Spida has asked for the wisdom of the Perl Monks concerning the following question:

How do I get the newest file out of a directory and its subdirectories?
I'm trying to write an automatic update-tool for the freedb cddb-server, and thats the only way I can think of to find out which db version is installed.
Because of the number of files (about 700 000) this thing is very time-critical.

Replies are listed 'Best First'.
Re: Get newest file
by Zaxo (Archbishop) on Oct 27, 2002 at 20:02 UTC

    That's a lot of files, and a lot of stat calls if you do this by brute force. How about changing the organization to put new files in a holding directory? You can then check dates, process, and move the files from there.
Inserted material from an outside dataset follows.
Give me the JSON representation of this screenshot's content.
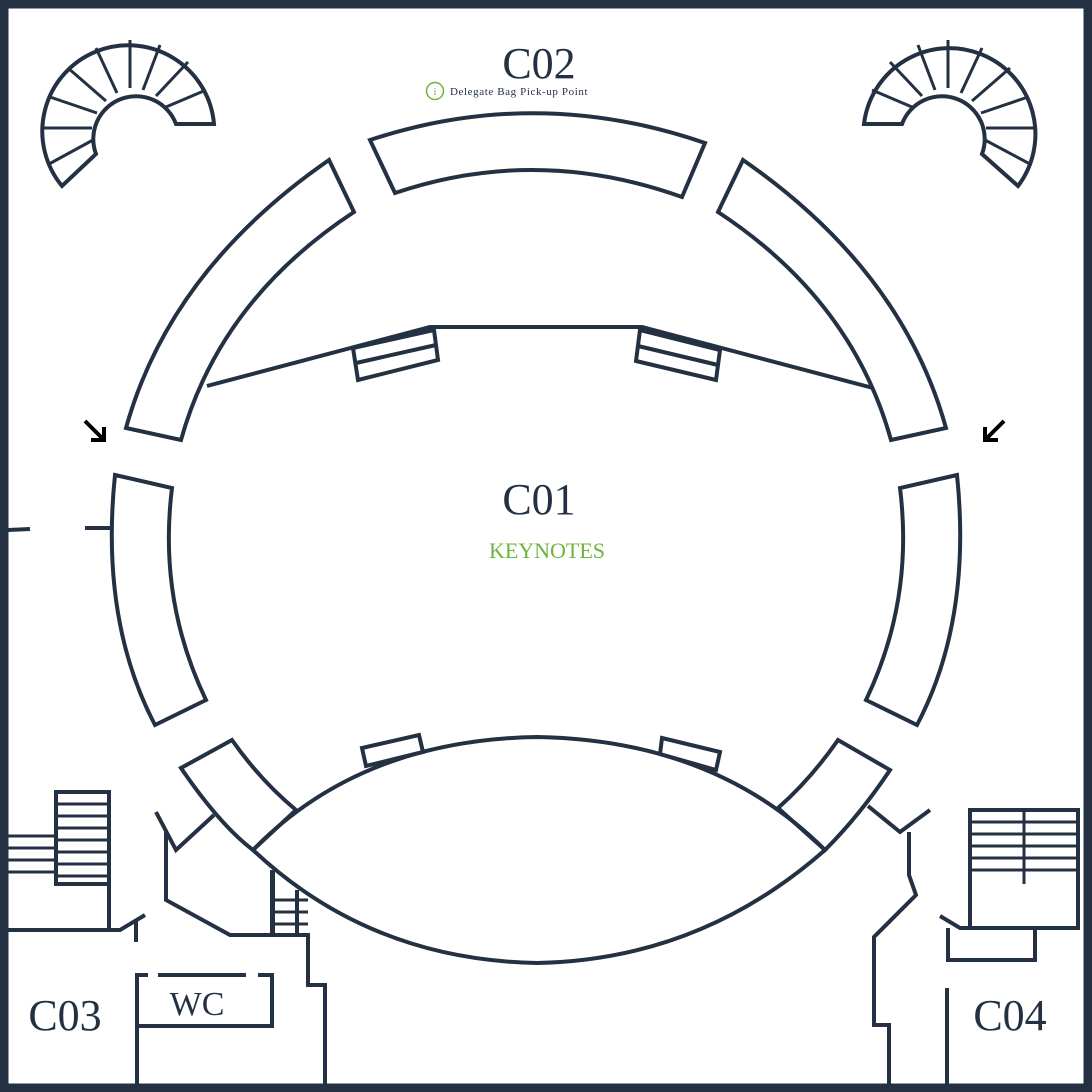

    If you must do this, check File::Find and note that the mtime of a directory matches that of its newest file (for static files).

    After Compline,
    Zaxo

Re: Get newest file
by Rich36 (Chaplain) on Oct 27, 2002 at 20:09 UTC

    You can use the module File::Find to traverse the directory structure and use stat to find the age of the file. The example below sets up a hash data structure that contains the name of the file and the last accessed modified time. The application then compares the values in the hash and prints out the newest file.

    #!/usr/bin/perl use strict; use File::Find; use vars qw/%files/; sub findNewestFiles { my $element = $File::Find::name; return if (!-f $element); $files{$element} = (stat($element))[9]; } ####################################################### # MAIN ####################################################### my $dir = '/home/users/rich36'; find(\&findNewestFiles, $dir); my $newestfile; my $time = 0; while(my ($k, $v) = each(%files)) { if ($v > $time) { $newestfile = $k; $time = $v; } } $time = localtime($time); print "The newest file is $newestfile : $time\n"; exit;

    «Rich36»

      Actually, after considering Zaxo and tadman's responses, you might be better off altering the code above to find the directory with the most recent modified time (Zaxo's suggestion), then use glob on that directory (tadman's suggestion) to find the most recent file. That might be more efficient given the number of files and directories that you are searching through because you would only be storing directories in the hash and the application would not be calling stat on all those files.


      «Rich36»
        Half of the files are in two directories, with more than 200000 each. With going for the directory with the newest modified time, that would save me from checking more than 65% of the total...
        as a work-around, I could just ask the user about the version he installed...
        AFAIK the freedb has no other method included to check the db-version...
Re: Get newest file
by tadman (Prior) on Oct 27, 2002 at 20:01 UTC
    If you mean newest as in time of modification, then you can do something like this:
    my ($newest) = sort { -M $b <=> -M $a } glob("*");
    Although untested, this is basically how you approach this sort of thing.

      That will stat all files more than once (remember, sort is N*log(N)), and will, particularly for large directories, break down horribly in performance. The least you can do here is a Schwartzian Transform or variant thereof.

      Also remember that globbing for * will miss any files starting with a dot - if that is of significance.

      I'd do something like this:

      my ($age, $name) = (0, ""); opendir DIR, $directory; while(my $curname = readdir DIR) { my $curage = (stat "$directory/$curname")[9]; next unless -f _; ($name, $age) = ($curname, $curage) if $curage > $age; } closedir DIR;
      But that still doesn't address the recursive nature of the original poster's task. Zaxo makes the right points.

      Makeshifts last the longest.

Re: Get newest file
by graff (Chancellor) on Oct 27, 2002 at 23:27 UTC
    Please consider looking at this node of mine from a few months ago (and at the thread that it's part of, too). The original question there was similar to yours, I think: someone wanted to be able to check a directory tree at regular intervals to locate all the paths and files that had been added since the preceding check.

    One of the points made there was that using the GNU "find" command with backticks or system() was a lot faster than File::Find on big file spaces covering many thousands of files.

    Another point was that, if you're doing this sort of checking at intervals, save listings of files (and mod times, if necessary) in each directory; then the next time you check, use "-newer list.file" to locate files more recent than the listing created during the last check.